Всё было готово для съёмок. Море, словно предчувствуя торжественное событие, декоративно волновалось, густо шлёпая волнами, именно такими, какими надо, о берег с нагромождёнными на него валунами у подножия Кара-Дага в Сердоликовой Бухте. Галька, увлекаемая мужской силой волны, скрежетала, грохотала, шелестела, сдаваясь и скатываясь в море. От взаимной любви волны и гальки на поверхности рождалась тончайшая, воздушная эфемерная пена, живущая одно мгновение. Зато какое!
Участники съёмок волновались. Повсюду слышались говоры и выкрики, распоряжения, восклицания. Операторы, техники, осветители, ассистенты, помощники разных сортов и калибров – все толпились на берегу, ожидая приказа залезть в лодки.
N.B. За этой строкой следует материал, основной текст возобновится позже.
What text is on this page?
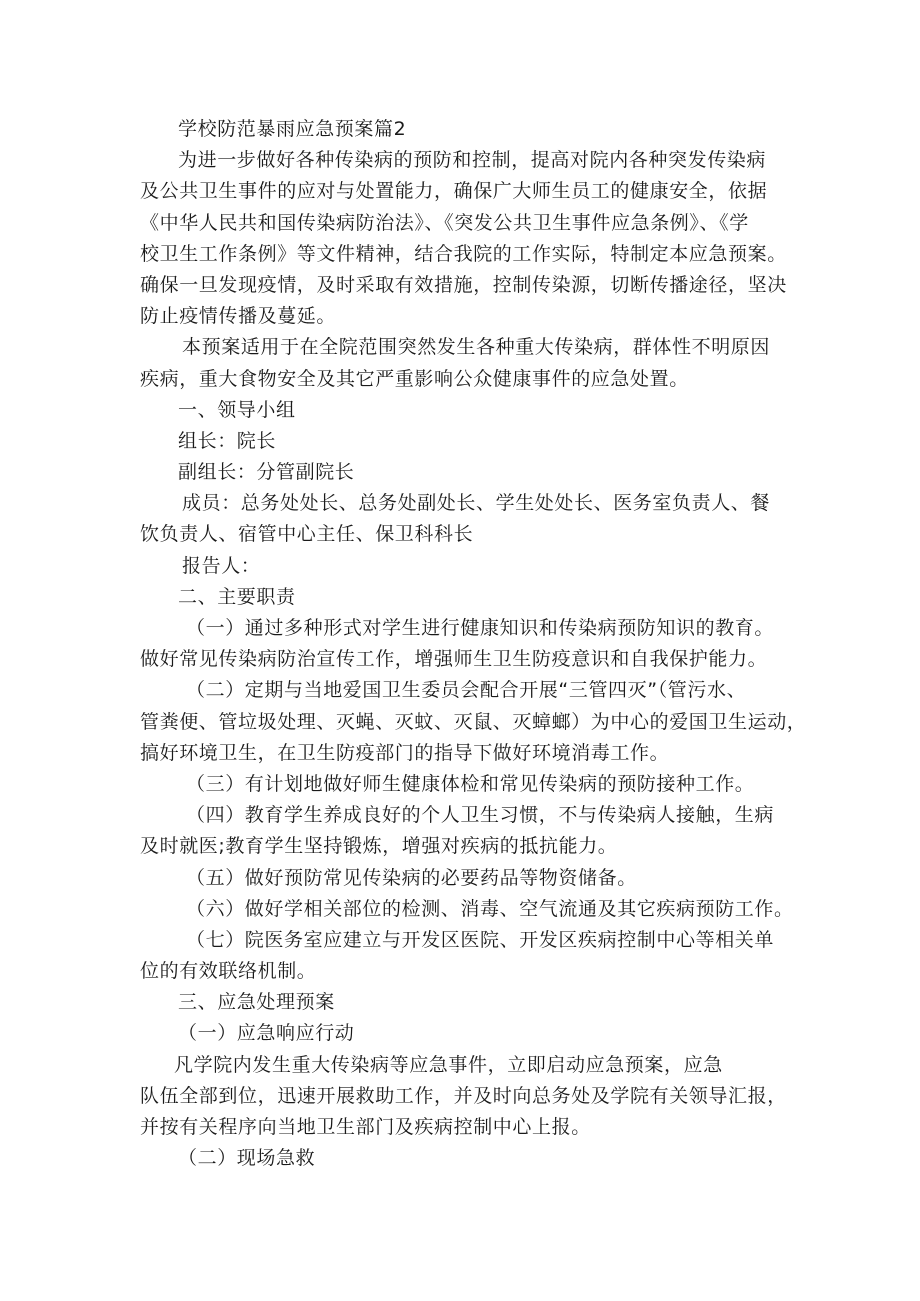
学校防范暴雨应急预案篇2
为进一步做好各种传染病的预防和控制，提高对院内各种突发传染病
及公共卫生事件的应对与处置能力，确保广大师生员工的健康安全，依据
《中华人民共和国传染病防治法》、《突发公共卫生事件应急条例》、《学
校卫生工作条例》等文件精神，结合我院的工作实际，特制定本应急预案。
确保一旦发现疫情，及时采取有效措施，控制传染源，切断传播途径，坚决
防止疫情传播及蔓延。
本预案适用于在全院范围突然发生各种重大传染病，群体性不明原因
疾病，重大食物安全及其它严重影响公众健康事件的应急处置。
一、领导小组
组长：院长
副组长：分管副院长
成员：总务处处长、总务处副处长、学生处处长、医务室负责人、餐
饮负责人、宿管中心主任、保卫科科长
报告人：
二、主要职责
（一）通过多种形式对学生进行健康知识和传染病预防知识的教育。
做好常见传染病防治宣传工作，增强师生卫生防疫意识和自我保护能力。
（二）定期与当地爱国卫生委员会配合开展“三管四灭”（管污水、
管粪便、管垃圾处理、灭蝇、灭蚊、灭鼠、灭蟑螂）为中心的爱国卫生运动，
搞好环境卫生，在卫生防疫部门的指导下做好环境消毒工作。
（三）有计划地做好师生健康体检和常见传染病的预防接种工作。
（四）教育学生养成良好的个人卫生习惯，不与传染病人接触，生病
及时就医;教育学生坚持锻炼，增强对疾病的抵抗能力。
（五）做好预防常见传染病的必要药品等物资储备。
（六）做好学相关部位的检测、消毒、空气流通及其它疾病预防工作。
（七）院医务室应建立与开发区医院、开发区疾病控制中心等相关单
位的有效联络机制。
三、应急处理预案
（一）应急响应行动
凡学院内发生重大传染病等应急事件，立即启动应急预案，应急
队伍全部到位，迅速开展救助工作，并及时向总务处及学院有关领导汇报，
并按有关程序向当地卫生部门及疾病控制中心上报。
（二）现场急救
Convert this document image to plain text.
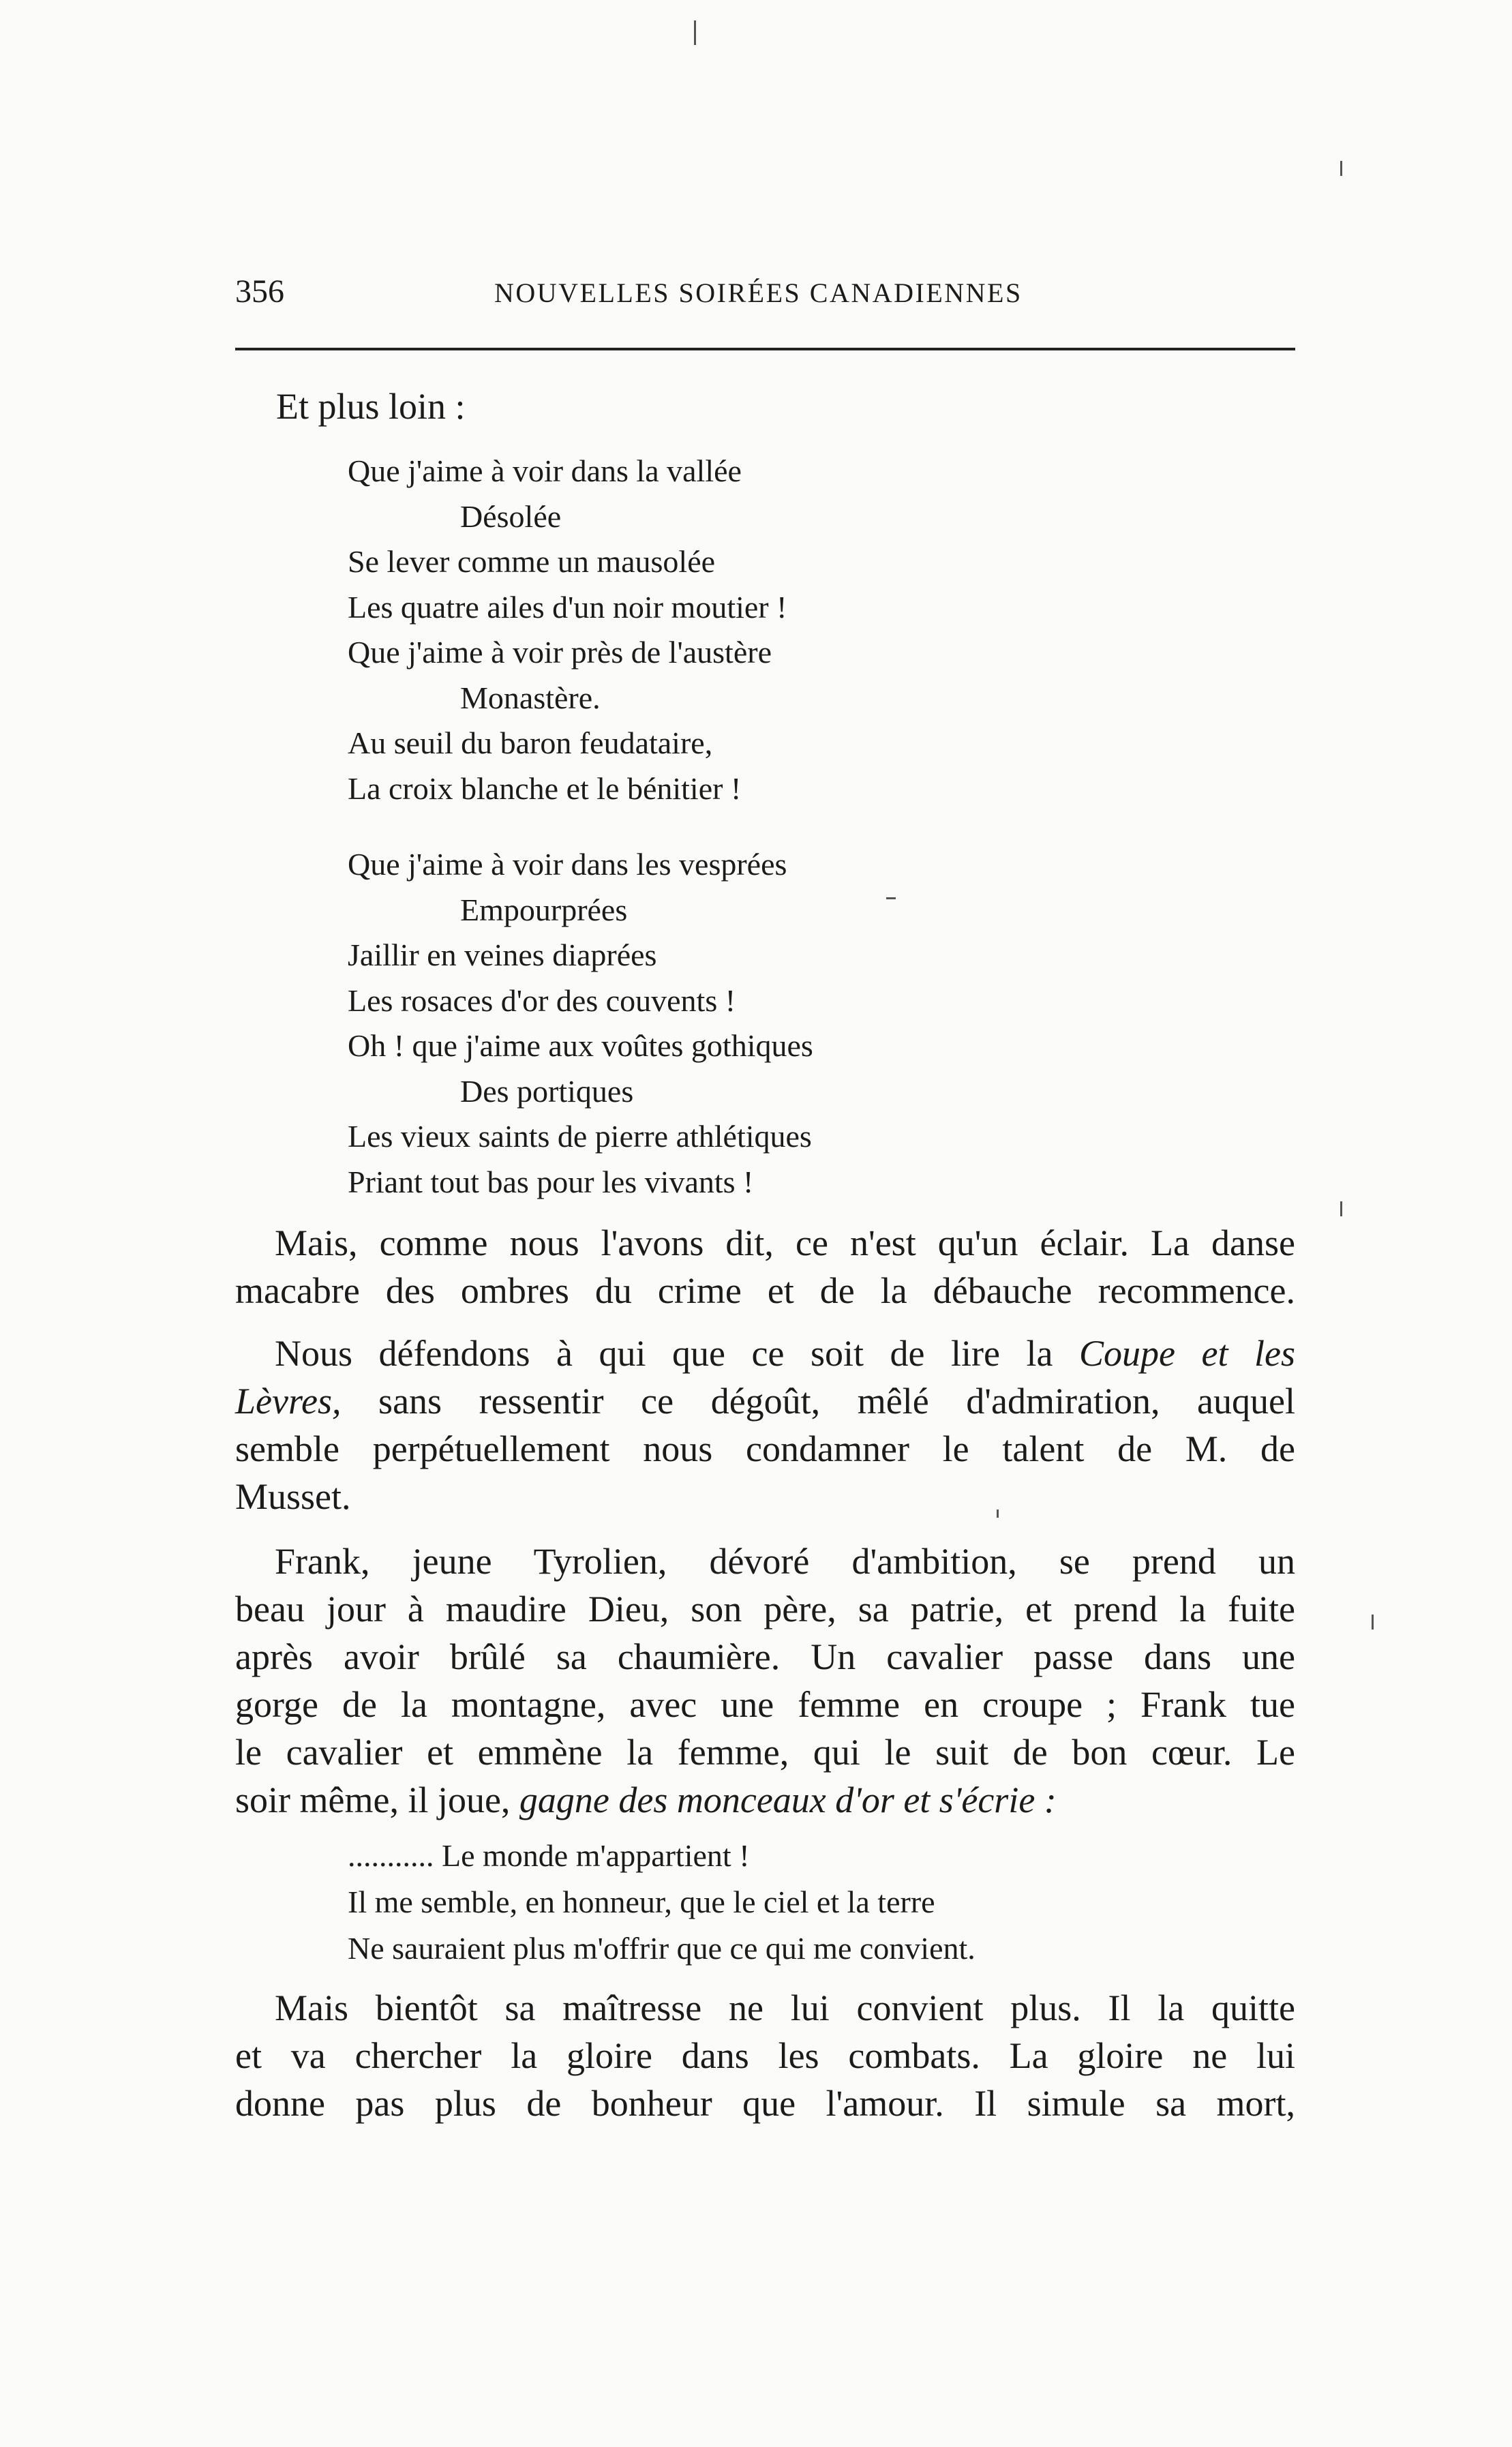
356	NOUVELLES SOIRÉES CANADIENNES
Et plus loin :
Que j'aime à voir dans la vallée
Désolée
Se lever comme un mausolée
Les quatre ailes d'un noir moutier !
Que j'aime à voir près de l'austère
Monastère.
Au seuil du baron feudataire,
La croix blanche et le bénitier !
Que j'aime à voir dans les vesprées
Empourprées
Jaillir en veines diaprées
Les rosaces d'or des couvents !
Oh ! que j'aime aux voûtes gothiques
Des portiques
Les vieux saints de pierre athlétiques
Priant tout bas pour les vivants !
Mais, comme nous l'avons dit, ce n'est qu'un éclair. La danse
macabre des ombres du crime et de la débauche recommence.
Nous défendons à qui que ce soit de lire la Coupe et les
Lèvres, sans ressentir ce dégoût, mêlé d'admiration, auquel
semble perpétuellement nous condamner le talent de M. de
Musset.
Frank, jeune Tyrolien, dévoré d'ambition, se prend un
beau jour à maudire Dieu, son père, sa patrie, et prend la fuite
après avoir brûlé sa chaumière. Un cavalier passe dans une
gorge de la montagne, avec une femme en croupe ; Frank tue
le cavalier et emmène la femme, qui le suit de bon cœur. Le
soir même, il joue, gagne des monceaux d'or et s'écrie :
........... Le monde m'appartient !
Il me semble, en honneur, que le ciel et la terre
Ne sauraient plus m'offrir que ce qui me convient.
Mais bientôt sa maîtresse ne lui convient plus. Il la quitte
et va chercher la gloire dans les combats. La gloire ne lui
donne pas plus de bonheur que l'amour. Il simule sa mort,
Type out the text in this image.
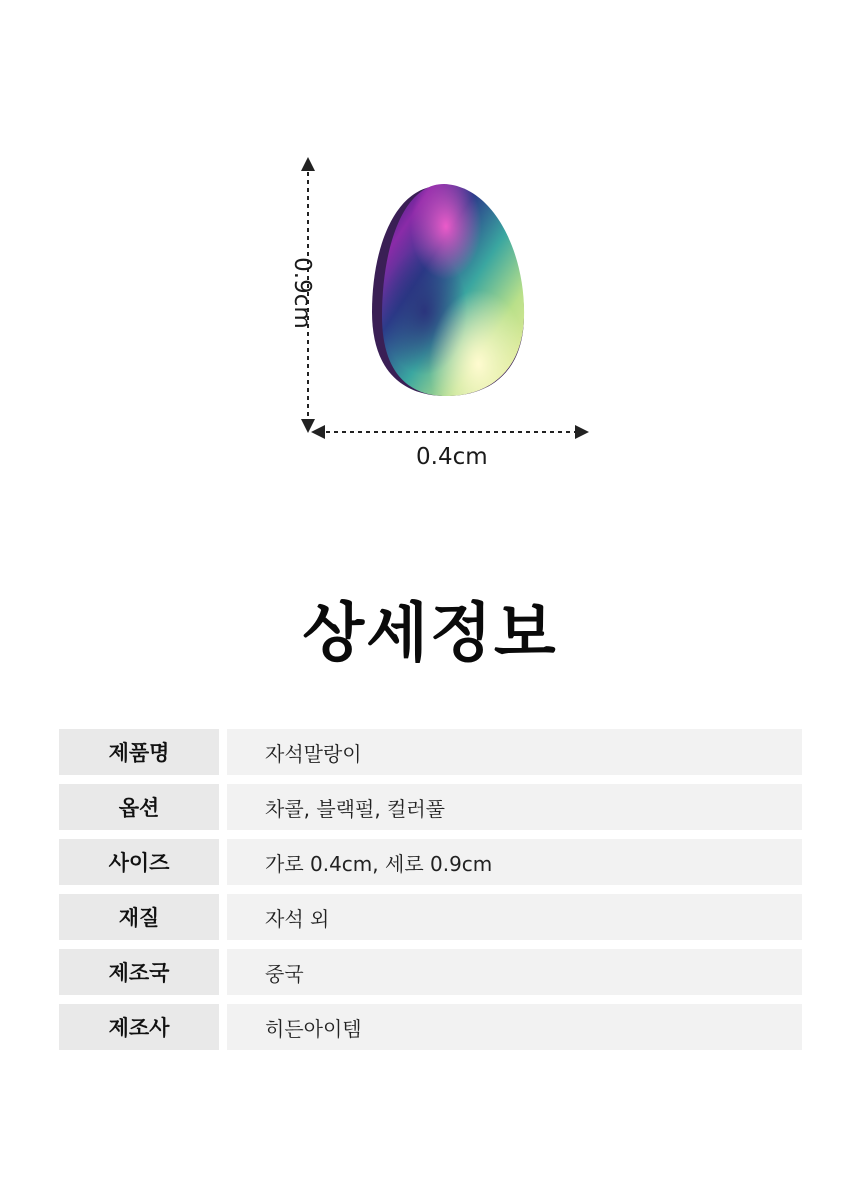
0.9cm
0.4cm
상세정보
제품명	자석말랑이
옵션	차콜, 블랙펄, 컬러풀
사이즈	가로 0.4cm, 세로 0.9cm
재질	자석 외
제조국	중국
제조사	히든아이템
Загрохотали компрессоры, ударили прожектора, далеко подсветив морскую стихию. Звукооператоры в десятый раз перепроверяли аппаратуру. Актёр Александр Михеев, облачённый в гидрокостюм, держал в руках подводное ружьё с уже заряженным гарпуном и сосредоточенно слушал последние наставления режиссёра. Луна светила так ярко, словно осознавала себя прямым участником происходящего, словно готова была отдать этому процессу весь свет своей мистической души. Море плескалось от избытка энергии. Многие держали в руках остро пахнущие смолой факелы.
«Да, я всё понял, – согласился Александр Михеев, – сделаю». Команда прозвучала, взревели лодочные моторы и все, кому было нужно выйти в море, отчалили.
5
«Ты женщину обидел! Ты мальчика убил! – как два штопора в пробку, вонзились в мозг две мысли, продиктованные кем-то. – Я женщину обидел? Я мальчика убил? Не понимаю. Какое-то смутное чувство – вроде догадки что ли – мелькнуло и тут же пропало, но он успел что-то уловить. Что-то о тонкости его собственной души. Душа у него тонка – это бесспорно. Тонка, изящна, сделана на заказ по индивидуальному проекту, тщательно, любовно отшлифована в медитативной тишине и в импульсах творческого экстаза. Подняться на башенку такой души по хрупким, точёным ступенькам, пересечь анфиладу разнообразных по виду, но одинаковых по художественному исполнению залов, выйти на Екатерининский золочёный балкон с ажурной решёткой, чтобы созерцать панораму английского парка с искусственным озером и турецкой банькой посередине, с плавающими в нём утками и лебедями – это практически невыполнимо: вход изначально запрещён. И не было, кажется, ни одного человека, которому бы исполнительные молчаливые лакеи в ливреях и ослепительно белых перчатках с низким поклоном открыли двери.
«Ты женщину обидел». Катя была слишком груба для него – это очевидно. Но виноват ли я, что моя душа не могла, не способна была по природе своей раскрыться навстречу Кате? Ведь, кажется, было сделано всё возможное. И тем не менее: «Ты мальчика убил». Кто-то даже назвал меня эстетом. Пусть. Возможно. Даже, пожалуй, что и так. Но ведь тогда налицо противоречие, абсурд: нанесение различного рода обид и, тем более, физических и психических травм кому-либо для меня просто невозможно: это не входило, и никогда не будет входить в мою эстетическую программу. Это не потому, что я уже заранее оправдываю себя перед встречей, что заведомо готовлю защиту. А потому что…»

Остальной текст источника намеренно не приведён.